The Who - Meaty Beaty Big and Bouncy
Did I buy this record or did it just appear? Pilfered from a relative perhaps? That’s quite possible. All I know is that for as long as I’ve had records I’ve had The Who peering out from a downstairs window of a very Dickensian-looking gaff. Not an official album but a compilation of their singles at that point (1971) it’s most notable as the record that got me fired from a regular DJ night when I found myself tired of serving up the usual ‘soul and funk’ as advertised and veered into I Can’t Explain by The Who. The bar owner saw it as the last straw - over the proceeding weeks I’d taken to the odd left turn more times than was necessary - and duly cut the sound and suggested I gather my things. Everyone booed and threw cabbages at me.

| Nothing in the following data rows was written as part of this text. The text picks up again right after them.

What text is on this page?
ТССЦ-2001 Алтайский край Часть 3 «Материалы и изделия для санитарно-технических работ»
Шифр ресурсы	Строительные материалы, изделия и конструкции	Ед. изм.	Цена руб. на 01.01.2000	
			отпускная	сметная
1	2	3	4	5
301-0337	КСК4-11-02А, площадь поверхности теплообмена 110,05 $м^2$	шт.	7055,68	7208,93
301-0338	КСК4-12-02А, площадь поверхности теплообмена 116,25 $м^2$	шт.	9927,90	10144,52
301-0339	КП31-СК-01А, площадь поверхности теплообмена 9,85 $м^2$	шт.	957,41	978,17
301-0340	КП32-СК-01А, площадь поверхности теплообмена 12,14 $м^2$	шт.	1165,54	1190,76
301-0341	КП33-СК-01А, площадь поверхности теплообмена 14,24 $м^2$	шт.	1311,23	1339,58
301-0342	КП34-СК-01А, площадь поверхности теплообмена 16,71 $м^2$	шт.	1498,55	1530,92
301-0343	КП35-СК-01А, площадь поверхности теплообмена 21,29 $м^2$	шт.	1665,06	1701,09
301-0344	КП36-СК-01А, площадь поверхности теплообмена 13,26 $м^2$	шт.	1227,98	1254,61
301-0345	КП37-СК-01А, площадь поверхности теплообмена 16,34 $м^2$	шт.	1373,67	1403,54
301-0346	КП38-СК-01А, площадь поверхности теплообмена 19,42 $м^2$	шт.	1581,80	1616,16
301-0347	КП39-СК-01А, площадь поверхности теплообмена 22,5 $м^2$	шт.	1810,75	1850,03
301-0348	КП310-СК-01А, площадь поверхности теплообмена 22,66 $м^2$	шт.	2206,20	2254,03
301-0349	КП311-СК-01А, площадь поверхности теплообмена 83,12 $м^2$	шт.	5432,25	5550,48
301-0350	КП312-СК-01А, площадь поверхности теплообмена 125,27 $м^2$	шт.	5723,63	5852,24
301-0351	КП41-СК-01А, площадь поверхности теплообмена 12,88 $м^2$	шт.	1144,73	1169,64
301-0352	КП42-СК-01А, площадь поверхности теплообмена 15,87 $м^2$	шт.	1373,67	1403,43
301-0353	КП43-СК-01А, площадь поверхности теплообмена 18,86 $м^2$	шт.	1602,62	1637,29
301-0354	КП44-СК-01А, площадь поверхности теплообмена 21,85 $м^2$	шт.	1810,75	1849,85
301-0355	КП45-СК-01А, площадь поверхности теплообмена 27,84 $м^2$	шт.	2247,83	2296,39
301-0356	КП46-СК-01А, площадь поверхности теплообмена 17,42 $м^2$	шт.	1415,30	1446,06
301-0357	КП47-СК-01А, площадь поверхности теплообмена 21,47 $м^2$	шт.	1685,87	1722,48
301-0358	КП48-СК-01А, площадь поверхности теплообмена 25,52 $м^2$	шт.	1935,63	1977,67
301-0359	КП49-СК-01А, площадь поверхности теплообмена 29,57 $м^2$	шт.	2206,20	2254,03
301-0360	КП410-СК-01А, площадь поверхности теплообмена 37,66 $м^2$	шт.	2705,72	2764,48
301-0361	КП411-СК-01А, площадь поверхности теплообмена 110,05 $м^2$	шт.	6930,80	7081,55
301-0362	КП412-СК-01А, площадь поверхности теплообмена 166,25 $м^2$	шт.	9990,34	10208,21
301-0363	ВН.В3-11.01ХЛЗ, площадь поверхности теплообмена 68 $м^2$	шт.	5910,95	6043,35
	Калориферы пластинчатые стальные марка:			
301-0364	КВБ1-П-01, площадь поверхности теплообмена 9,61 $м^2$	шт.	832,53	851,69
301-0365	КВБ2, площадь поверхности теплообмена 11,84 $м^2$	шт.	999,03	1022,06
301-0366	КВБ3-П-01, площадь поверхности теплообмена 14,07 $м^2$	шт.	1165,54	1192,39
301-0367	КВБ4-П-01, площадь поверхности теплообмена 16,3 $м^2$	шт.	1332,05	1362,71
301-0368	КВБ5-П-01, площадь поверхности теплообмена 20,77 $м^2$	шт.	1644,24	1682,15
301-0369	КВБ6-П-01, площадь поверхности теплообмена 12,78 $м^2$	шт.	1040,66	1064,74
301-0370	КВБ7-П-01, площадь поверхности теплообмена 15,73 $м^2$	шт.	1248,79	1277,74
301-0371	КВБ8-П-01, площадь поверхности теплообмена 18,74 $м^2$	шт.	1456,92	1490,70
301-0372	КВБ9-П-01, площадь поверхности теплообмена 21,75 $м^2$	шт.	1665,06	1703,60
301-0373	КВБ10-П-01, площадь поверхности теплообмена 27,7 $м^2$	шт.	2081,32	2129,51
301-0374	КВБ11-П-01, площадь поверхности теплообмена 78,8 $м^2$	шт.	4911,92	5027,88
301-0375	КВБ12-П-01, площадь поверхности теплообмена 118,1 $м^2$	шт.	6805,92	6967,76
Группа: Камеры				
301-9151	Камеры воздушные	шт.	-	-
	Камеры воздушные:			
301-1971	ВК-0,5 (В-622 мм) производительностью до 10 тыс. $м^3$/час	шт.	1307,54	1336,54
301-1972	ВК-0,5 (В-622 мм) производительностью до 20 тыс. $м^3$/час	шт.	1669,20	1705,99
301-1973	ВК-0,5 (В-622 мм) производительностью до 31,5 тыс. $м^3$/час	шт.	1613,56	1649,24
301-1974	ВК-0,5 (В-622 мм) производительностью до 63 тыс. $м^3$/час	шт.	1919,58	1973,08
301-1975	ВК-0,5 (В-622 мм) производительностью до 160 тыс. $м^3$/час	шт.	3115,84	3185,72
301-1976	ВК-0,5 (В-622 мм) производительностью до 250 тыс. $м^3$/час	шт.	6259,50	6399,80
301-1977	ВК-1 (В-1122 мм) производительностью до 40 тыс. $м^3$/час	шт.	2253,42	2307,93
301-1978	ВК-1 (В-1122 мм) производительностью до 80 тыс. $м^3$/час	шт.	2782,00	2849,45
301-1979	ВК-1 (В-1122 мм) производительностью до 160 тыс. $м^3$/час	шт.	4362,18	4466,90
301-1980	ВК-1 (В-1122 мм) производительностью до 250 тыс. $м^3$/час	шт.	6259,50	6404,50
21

The Byrds - The Original Singles Volume 2
Features the greatest single of all time, which as we all know is Lady Friend, a number 82 hit in the US that didn’t even chart in the UK. I stand by my unpopular opinion.
Aaron Neville - My Greatest Gift
Two reasons for including this album in this small selection. The first is that it features Aaron Neville’s masterpiece, Hercules, which I named my dog after - so now I have a little Schnoodle called Herc thanks to this record. And also because I picked it up in a trendy independent clothes shop in the 90s. I miss the days when you’d find little stacks of records for sale in spots that weren’t exclusively record shops, and once in a while (as here) you’d find a corker.
The Meters - New Directions
Not the best album The Meters made, far too polished for their hardcore fans, but I loved the track Be My Lady. Less hard funk, more seductive soul. Anyway it takes me back to the glory days when word of an incredible collection appearing in an obscure second hand/charity shop would spread and everyone would swarm down to snaffle as much of it as they could. In this particular case, a mountain of records that’d once lived in the library at Thames Valley Broadcasting and had been languishing in a basement somewhere ever since made their way to a local Oxfam at insanely low prices. I also came away with a couple of very decent Isaac Hayes’s and my favourite Ike & Tina Turner album, Workin’ Together.